Not even in his health care policy speech during the campaign.
Folks, Presidential candidate Barack Obama did NOT campaign on the public option. He was for it, but he did not campaign on it. I'm sorry, but those are the facts.
Please realize that this diary isn't about supporting the president, or even supporting the senate bill (although I do). It is solely about examining whether candidate Obama campaigned on this issue of the public option. He did not. Not by any stretch. If you have speeches other than the database I showed, please bring them forth and show your work if you want to claim otherwise.
Just the facts, ladies and gentlemen.
Update: Thanks for putting this on the rec-list, guys. I am asking everyone who has a contrary view to please review the fact that I laid out what I understand "campaigned on" to be atop this diary, and proceeded to provide you with all the resources I used to do my research.

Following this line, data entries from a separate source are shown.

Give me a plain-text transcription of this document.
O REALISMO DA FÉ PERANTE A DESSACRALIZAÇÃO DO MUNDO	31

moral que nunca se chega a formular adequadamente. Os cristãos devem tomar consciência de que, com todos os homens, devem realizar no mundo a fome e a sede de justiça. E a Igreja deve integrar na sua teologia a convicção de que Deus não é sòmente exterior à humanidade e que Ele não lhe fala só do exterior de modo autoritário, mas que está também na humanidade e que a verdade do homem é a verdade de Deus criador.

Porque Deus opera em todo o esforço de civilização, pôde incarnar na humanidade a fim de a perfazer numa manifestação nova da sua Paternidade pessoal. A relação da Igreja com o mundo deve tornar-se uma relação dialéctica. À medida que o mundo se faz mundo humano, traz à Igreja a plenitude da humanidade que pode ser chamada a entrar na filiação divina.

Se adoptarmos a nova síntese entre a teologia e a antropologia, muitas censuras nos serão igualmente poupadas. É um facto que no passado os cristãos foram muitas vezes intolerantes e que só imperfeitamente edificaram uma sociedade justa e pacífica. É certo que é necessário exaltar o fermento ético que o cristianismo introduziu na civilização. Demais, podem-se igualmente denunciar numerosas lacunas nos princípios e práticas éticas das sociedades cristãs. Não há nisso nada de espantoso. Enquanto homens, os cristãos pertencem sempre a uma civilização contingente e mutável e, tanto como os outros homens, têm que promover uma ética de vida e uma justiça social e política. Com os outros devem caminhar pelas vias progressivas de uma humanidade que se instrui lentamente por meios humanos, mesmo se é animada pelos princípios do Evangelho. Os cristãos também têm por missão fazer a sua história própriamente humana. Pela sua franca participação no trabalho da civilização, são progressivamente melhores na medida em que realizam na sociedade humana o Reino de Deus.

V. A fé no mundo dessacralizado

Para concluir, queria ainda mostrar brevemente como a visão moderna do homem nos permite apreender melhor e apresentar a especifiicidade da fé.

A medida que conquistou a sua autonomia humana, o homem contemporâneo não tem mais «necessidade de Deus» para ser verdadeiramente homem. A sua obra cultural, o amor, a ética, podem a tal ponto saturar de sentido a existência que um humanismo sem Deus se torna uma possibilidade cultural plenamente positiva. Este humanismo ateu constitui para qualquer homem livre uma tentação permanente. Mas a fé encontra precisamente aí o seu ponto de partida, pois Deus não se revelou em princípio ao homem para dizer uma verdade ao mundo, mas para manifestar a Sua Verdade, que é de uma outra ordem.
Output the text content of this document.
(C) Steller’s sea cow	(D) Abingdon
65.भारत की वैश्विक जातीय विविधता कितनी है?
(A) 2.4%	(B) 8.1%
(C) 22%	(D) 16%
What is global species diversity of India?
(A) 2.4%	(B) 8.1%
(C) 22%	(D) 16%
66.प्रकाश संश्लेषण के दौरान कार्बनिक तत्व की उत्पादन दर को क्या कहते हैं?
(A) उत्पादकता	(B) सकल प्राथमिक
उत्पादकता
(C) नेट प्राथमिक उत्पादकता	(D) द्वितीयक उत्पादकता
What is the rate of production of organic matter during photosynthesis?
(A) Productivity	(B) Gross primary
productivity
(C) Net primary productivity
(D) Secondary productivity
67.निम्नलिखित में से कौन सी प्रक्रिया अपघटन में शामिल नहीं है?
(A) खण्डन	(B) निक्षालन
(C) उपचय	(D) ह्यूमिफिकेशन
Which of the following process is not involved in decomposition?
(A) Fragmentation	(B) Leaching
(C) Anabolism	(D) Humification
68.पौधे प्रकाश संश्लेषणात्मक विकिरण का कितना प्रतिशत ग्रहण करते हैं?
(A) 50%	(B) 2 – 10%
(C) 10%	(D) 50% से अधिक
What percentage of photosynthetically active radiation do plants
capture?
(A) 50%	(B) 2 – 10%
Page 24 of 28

You are invited to prove me wrong, but not by claiming that putting something on a website means you "campaigned on" it. I don't buy it.
Update 2: A lot of people are appalled at the idea that something on someone's campaign website can be something they didn't campaign on. I have said that it can. What I would like to know from my critics is how can you possibly say a candidate "campaigned on" an something specific if it isn't really mentioned in his campaign speeches or debates?
Update 3: Hat-tip to slinkerwink. Slink found a video of Obama referring to a public plan. Thanks! It's a rather vague reference in 2007 when the campaign wasn't in full swing but Here is the video:
http://www.dailykos.com/...
However, the basic facts remain that one mention of a public "plan" without referring to anything about a federal government insurance plan - it may well be satisfied by a plan that is publicly accessible but not publicly administered. This can hardly be equated to what is known today as the public option. Either way, one mention in a 2 year campaign. In 2007. I don't think that makes it a "campaigned on" issue.